One anonymous person was quoted in the report saying: "When I was growing up I was barely a teenager and I was hanging out with people, guys much older than me. I never had a father figure in my life. These people we would meet would be older than me and I thought it was love. Now I know it was to fill a void."

They also stressed the importance of the roles family and the community play in preventing sexual exploitation, as well as the need for safe shelters and mentoring programs for victims.

And when it comes to those behind the sex trafficking, people surveyed asked for more prosecution against them, but also encouraged access to therapy for both the people who buy sex, and those who sell victims. One respondent said:

“Maybe to reiterate in their brain the impact they had. Some people just go through life living in a cloud … Even though they know it’s wrong, it’s been somewhere taught to them that it’s okay to do or they justify it in their head. Just like I made it okay to sleep with men because I knew I needed the money. Every part of it was disgusting and I didn’t like it, but I didn’t feel like I had much of a choice.”

Read the entire 43-page report here.

Hennepin and Ramsey counties have been working to combat sex trafficking, especially in the wake of the passage of Minnesota's Safe Harbor Law.

The law went into full effect in 2014 and was used as a model for federal law to combat sex trafficking. It aims to ensure that minors who are sold for sex aren’t viewed as delinquents, but are treated as victims and given assistance through various services across the state.
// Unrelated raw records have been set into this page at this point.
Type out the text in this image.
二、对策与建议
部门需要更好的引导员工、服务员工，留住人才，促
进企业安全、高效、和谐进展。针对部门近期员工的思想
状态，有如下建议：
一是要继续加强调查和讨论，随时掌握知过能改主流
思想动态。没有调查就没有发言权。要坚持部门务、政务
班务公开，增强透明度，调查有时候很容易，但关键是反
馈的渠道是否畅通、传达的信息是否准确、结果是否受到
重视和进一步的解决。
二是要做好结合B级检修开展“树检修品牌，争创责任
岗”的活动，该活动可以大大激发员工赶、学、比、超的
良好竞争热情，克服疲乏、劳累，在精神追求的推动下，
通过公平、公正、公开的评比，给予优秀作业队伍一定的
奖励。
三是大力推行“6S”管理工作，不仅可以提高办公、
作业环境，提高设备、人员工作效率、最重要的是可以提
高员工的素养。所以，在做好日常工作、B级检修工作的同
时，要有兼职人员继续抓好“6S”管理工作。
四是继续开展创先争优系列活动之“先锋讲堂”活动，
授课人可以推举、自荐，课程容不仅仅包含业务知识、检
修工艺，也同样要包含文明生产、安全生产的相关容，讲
More than 150 minors sought help for sexual exploitation in the first full year of the program, according to the Safe Harbor First Year Evaluation Overview that was released in November.

At the Minnesota Human Trafficking Task Force's quarterly meeting Monday, Washington County Attorney Pete Orput and Assistant Ramsey County Attorney David Pinto said they want tougher sentences for people convicted in sex trafficking cases – including having those who buy sex from minors register as sex offenders, KSTP reports.

The National Center for Missing and Exploited Children estimates (conservatively) that 100,000 children are exploited for prostitution every year in the U.S., the Women's Foundation of Minnesota says.